Il classico, per autorevolezza e magistrale scrittura storica, Trattato di storia greca di Giulio Giannelli insegna che dall’Ottocento «la nostra conoscenza della preistoria poggia su basi assai più larghe e più sicure, grazie al formarsi e al progredire della scienza archeologica». Sempre Giannelli ci ricorda che la parola «storia» deriva dal greco historìe. E che questo termine, a sua volta, viene dalla radice wid-, weid-, «vedere». Sempre in greco, hìstor è infatti «colui che vede, il testimone». Historìe, in origine, dunque è l’«indagine» in senso lato. Successivamente il termine è passato a indicare la ricostruzione del passato. La storia quindi è la scienza che studia il passato.
Secondo una distinzione classica, oramai superata, la preistoria indica comunemente quel lunghissimo periodo che va dalla comparsa dell’uomo sulla terra, 4 milioni di anni fa circa, all’invenzione della scrittura. Acuti e prestigiosi storici, uno fra tutti Andrea Giardina, precisa con acume ed autorevolezza che «la scrittura compare in momenti diversi nei vari contesti geografici» ed ancora che questa distinzione tra preistoria e storia, fondata sul momento di apparizione della scrittura, viene giudicata oramai insoddisfacente. Il primo motivo di perplessità consiste nel fatto che quella distinzione si basa su un unico elemento, per quanto di eccezionale importanza, e trascura tutti gli altri. Per la vita dell’uomo, la divisione del lavoro e la nascita delle prime città furono eventi rivoluzionari tanto quanto la scrittura. Fa notare ancora, l’allievo di Santo Mazzarino, che la distinzione e divisione tra culture «con scrittura» e culture «senza scrittura» vuol dire «schematizzare in modo eccessivo la varietà dei gruppi umani, appiattirla in una semplificazione banale. Le culture senza scrittura, infatti, sono molto diverse l’una dall’altra…»
La Preistoria è «un viaggio nel tempo profondo» (cfr. John Mc Phee, Deep Time, un viaggio ripreso ultimamente dall’evoluzionista e filosofo della scienza Tempo Pievani). Lo stesso Charles Darwin ha scritto che «la nostra vita, la presenza degli esseri umani sulla Terra è come una sottile pellicola che galleggia sopra un oceano di tempo sterminato». La Preistoria è appunto un tempo profondo molto affascinante.

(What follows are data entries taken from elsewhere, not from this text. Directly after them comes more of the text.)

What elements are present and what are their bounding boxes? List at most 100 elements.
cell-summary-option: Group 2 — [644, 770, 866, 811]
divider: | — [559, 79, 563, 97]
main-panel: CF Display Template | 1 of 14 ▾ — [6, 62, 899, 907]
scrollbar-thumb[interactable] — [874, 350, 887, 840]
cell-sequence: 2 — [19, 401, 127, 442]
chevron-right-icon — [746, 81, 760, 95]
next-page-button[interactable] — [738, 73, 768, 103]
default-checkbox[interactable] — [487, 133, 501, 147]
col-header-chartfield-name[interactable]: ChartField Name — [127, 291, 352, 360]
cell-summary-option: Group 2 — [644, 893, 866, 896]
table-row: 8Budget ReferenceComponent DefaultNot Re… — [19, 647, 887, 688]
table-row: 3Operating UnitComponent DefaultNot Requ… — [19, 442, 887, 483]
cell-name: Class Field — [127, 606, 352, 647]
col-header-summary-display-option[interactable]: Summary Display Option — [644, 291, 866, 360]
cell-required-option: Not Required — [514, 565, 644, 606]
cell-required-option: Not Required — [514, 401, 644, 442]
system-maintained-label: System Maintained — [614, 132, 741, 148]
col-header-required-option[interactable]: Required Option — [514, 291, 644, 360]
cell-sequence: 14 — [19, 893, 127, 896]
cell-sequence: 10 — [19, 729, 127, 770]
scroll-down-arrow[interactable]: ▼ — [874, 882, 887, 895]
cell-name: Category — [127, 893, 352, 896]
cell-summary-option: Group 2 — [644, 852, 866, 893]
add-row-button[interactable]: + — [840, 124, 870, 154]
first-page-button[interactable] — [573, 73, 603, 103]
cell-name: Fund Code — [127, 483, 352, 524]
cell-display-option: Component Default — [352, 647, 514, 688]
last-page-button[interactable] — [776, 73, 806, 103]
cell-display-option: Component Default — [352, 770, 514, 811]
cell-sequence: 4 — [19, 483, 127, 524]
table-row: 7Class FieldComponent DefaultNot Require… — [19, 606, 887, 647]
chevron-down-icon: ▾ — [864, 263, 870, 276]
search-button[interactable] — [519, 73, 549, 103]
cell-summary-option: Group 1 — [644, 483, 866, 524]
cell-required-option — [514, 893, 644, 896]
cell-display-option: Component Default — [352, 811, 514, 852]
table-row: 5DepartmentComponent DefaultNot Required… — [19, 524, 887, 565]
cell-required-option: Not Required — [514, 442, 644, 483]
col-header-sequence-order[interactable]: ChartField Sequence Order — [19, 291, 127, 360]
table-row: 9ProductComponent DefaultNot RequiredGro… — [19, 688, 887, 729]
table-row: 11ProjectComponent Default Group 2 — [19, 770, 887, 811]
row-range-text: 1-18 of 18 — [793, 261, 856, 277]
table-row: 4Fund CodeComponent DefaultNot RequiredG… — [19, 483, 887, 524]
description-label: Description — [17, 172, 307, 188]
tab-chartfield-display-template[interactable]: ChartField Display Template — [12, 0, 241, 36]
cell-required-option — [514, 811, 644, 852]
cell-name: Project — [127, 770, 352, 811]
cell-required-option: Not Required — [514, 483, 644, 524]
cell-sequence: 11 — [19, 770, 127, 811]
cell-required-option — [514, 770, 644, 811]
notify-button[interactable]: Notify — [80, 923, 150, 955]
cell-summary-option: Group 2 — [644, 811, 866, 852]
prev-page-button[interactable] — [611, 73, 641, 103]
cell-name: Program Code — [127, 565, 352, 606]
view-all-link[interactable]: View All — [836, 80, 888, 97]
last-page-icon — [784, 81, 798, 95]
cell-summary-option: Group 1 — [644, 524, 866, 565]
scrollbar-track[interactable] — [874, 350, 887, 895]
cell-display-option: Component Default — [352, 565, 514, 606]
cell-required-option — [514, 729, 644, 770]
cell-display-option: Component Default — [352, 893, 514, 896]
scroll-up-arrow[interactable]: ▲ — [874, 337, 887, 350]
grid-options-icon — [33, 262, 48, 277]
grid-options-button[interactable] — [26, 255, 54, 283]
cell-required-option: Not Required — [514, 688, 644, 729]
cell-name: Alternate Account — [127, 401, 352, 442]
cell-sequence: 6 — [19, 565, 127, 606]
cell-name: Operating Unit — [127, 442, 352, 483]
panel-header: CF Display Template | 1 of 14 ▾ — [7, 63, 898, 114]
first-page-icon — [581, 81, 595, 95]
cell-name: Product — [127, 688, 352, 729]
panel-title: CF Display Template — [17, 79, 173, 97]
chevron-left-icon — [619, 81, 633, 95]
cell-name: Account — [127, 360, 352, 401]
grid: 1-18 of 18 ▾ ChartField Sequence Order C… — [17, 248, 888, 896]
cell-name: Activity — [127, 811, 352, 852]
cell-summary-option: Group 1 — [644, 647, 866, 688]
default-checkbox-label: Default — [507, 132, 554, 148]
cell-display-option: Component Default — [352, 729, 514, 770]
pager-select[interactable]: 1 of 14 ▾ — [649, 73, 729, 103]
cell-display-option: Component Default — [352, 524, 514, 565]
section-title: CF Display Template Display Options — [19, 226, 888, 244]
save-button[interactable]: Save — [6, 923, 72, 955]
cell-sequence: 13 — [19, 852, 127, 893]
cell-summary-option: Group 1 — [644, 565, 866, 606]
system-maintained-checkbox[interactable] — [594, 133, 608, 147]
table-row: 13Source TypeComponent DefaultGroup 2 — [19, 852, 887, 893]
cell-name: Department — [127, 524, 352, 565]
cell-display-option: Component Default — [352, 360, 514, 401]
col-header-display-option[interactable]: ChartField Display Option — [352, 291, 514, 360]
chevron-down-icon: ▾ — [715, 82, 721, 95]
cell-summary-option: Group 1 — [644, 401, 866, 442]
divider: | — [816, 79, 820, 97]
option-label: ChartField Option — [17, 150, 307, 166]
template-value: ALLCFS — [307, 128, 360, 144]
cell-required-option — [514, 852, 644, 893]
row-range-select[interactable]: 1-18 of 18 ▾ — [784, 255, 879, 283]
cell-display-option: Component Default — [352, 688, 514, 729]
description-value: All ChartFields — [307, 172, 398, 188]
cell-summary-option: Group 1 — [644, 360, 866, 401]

Agli inizi degli anni Duemila, 2000, nuovi ed eccezionali scavi e nuovi ritrovamenti di frammenti ossei, accompagnati ed illuminati da ricerche e studi portati avanti dalla Atlantic University di Boca Raton hanno non solo ricostruito la laringe dell’essere umano detto di Neanderthal ma che l’uomo, conosciuto come «l’uomo di Neanderthal», potrebbe essere, in realtà, una donna.
L’immensità e vertiginosità del tempo preistorico ci insegna che siamo sì un «piccolo puntino» ma in quanto sapiens siamo chiamati a capire il Tempo – coordinata della Storia – assieme allo Spazio: a capirlo e a viverlo sulla lezione di Seneca che da secoli ci ricorda come «breve è la vita che viviamo davvero. Tutto il resto è tempo. L’unica cosa che ci appartiene è il tempo». A noi sapiens il compito di addomesticare il Tempo con «virtute e canoscenza».